CATHOLIC bishops in Mexico have attacked slothful electors as sinful in the run-up to national voting for the country's assembly next week.
Appealing to everyone with the right to vote to go to the polling booths on August 18, the bishops said that elections in Mexico had been fraudulent in the past. It was left to the ordinary people to ensure that democracy was given the chance to work this time around, they said.
Staying at home when the votes were cast was "a sin of egotism, of sloth and cowardice which reflected a lack of interest in the common good," stressed Bishop Felipe Arizmendl of Tapachula. And most of the 14 pastoral regions in Mexico issued similar warnings against indifference to the ballot.
The bishops urged President Carlos Salinas de Gortari, who has resumed diplomatic ties with the Vatican after a break of 100 years, to live up to his promise of an election free from vote rigging and fraud. Mexico had to learn to trust the democratic process, they stressed.

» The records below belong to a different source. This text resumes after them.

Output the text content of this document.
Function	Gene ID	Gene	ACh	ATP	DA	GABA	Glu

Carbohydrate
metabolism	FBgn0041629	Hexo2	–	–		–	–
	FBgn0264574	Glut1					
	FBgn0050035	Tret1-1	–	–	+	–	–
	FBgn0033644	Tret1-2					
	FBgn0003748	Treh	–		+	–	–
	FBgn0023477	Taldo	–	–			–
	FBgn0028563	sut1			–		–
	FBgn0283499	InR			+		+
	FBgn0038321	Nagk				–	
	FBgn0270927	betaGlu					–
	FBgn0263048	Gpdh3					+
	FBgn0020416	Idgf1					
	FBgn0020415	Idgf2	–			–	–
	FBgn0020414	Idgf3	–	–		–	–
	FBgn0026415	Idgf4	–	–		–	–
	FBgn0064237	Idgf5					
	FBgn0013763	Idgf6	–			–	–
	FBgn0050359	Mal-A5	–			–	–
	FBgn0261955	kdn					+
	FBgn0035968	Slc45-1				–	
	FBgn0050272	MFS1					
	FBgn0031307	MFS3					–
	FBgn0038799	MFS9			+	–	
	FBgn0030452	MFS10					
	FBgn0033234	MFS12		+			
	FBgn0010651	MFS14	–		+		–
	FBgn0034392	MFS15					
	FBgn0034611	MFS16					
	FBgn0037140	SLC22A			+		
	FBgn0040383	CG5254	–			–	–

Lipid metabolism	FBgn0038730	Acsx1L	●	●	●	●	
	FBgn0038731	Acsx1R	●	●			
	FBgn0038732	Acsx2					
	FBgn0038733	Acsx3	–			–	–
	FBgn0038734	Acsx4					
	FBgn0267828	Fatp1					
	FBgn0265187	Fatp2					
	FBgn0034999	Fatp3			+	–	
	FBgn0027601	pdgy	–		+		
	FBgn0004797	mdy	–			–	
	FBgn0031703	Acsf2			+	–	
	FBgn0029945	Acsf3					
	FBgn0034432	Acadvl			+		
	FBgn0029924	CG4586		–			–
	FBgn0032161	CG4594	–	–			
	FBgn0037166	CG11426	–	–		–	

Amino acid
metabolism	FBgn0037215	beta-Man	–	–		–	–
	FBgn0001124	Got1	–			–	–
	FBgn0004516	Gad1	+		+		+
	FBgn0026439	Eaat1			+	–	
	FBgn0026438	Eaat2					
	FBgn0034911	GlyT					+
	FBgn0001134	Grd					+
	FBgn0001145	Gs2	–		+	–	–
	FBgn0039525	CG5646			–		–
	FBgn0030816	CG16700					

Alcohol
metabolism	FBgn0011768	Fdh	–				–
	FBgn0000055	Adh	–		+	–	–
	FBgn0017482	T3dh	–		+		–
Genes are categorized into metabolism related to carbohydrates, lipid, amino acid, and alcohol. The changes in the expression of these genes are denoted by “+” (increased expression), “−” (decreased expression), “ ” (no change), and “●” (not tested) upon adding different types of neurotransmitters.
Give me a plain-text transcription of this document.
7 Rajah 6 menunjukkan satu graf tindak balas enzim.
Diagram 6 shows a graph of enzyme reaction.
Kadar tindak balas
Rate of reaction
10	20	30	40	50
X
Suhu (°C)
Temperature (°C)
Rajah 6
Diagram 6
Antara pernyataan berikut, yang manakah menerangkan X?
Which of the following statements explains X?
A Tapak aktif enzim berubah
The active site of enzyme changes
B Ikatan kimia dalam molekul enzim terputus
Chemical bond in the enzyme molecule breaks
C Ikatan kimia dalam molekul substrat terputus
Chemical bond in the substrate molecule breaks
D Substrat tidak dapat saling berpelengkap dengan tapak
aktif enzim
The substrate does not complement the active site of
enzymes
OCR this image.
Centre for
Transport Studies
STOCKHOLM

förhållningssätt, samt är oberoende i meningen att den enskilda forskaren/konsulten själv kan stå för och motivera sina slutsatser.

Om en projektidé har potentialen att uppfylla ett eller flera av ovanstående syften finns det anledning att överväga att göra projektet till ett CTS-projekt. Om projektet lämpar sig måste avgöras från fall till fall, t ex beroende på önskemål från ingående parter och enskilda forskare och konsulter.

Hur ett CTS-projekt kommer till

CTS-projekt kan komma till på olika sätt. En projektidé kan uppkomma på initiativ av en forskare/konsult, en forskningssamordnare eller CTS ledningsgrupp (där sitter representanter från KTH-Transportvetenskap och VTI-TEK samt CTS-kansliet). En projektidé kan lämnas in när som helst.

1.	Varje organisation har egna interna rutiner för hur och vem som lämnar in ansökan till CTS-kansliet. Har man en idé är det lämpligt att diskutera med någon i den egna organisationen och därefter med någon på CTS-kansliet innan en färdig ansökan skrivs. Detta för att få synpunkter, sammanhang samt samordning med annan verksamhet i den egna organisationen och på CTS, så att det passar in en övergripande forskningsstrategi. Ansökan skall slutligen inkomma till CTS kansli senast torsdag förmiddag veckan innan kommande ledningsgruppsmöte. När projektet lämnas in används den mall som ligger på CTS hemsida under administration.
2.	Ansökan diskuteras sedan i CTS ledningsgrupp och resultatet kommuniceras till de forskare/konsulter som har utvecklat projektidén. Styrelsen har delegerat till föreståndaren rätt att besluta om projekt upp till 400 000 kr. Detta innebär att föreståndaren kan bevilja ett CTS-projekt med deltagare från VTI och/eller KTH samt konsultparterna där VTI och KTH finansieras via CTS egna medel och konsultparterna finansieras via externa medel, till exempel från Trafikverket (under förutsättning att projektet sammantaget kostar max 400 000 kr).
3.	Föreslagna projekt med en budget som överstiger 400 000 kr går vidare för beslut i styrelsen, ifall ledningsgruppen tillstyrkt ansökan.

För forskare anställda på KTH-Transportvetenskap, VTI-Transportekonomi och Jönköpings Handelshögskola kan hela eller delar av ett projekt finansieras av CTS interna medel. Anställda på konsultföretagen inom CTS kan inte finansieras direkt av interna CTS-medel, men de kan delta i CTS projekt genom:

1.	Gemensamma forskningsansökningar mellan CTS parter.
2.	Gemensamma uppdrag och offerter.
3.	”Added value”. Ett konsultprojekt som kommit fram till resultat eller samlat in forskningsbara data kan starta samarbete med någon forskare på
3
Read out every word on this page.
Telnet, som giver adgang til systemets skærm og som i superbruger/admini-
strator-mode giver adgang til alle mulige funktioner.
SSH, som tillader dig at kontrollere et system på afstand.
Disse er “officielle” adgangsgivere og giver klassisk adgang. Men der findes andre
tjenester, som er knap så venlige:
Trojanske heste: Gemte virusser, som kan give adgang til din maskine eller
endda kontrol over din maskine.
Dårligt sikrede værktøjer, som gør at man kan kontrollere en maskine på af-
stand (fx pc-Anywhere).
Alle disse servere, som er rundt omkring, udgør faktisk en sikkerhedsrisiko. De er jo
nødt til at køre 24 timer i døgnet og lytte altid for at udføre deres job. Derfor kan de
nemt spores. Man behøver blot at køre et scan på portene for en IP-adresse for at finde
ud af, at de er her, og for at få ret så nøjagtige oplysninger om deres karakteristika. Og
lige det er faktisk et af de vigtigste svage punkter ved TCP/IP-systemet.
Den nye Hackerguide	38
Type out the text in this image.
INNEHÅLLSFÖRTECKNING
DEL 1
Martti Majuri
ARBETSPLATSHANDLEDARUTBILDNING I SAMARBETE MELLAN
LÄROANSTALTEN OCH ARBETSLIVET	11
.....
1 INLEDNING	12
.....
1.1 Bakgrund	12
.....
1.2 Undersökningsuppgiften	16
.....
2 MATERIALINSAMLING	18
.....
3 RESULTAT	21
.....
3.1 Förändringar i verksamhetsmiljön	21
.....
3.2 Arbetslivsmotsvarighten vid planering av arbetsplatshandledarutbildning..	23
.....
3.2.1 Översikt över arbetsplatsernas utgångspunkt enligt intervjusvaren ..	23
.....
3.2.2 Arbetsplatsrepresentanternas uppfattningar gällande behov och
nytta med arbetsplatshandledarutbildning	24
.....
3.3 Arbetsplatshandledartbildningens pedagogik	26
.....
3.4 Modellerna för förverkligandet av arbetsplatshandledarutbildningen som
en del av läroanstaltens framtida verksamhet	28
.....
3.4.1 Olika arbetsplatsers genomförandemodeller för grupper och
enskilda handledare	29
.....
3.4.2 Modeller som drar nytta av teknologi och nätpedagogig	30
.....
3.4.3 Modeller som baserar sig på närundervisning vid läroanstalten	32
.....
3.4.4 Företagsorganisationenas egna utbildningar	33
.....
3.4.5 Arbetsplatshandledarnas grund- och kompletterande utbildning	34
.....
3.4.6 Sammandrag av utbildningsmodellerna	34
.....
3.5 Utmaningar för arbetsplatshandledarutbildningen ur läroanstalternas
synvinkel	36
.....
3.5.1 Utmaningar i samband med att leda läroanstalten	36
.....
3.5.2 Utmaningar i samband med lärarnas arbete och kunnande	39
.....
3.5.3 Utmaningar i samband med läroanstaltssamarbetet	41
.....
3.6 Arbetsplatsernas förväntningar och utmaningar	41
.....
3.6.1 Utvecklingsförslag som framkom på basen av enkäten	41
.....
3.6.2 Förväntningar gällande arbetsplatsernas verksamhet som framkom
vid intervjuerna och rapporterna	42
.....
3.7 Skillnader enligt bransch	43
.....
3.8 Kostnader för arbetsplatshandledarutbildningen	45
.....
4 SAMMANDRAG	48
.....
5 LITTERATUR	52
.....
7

Voters in all Mexico's 31 states and the metropolitan district of the capital will go to the polls to elect representatives for the 500 seats in the federal chamber of deputies. Half the 64 places in the country's senate will also be contested.
Bishop Carlos Quintero Acre of Hermosillo said that Mexico's record of trouble free elections was not good, and the electorate bore a heavy responsibility to show the government that democracy was precious to the people. "I have never said that failing to vote is a sin, but I do believe it is an obligation," the bishop said.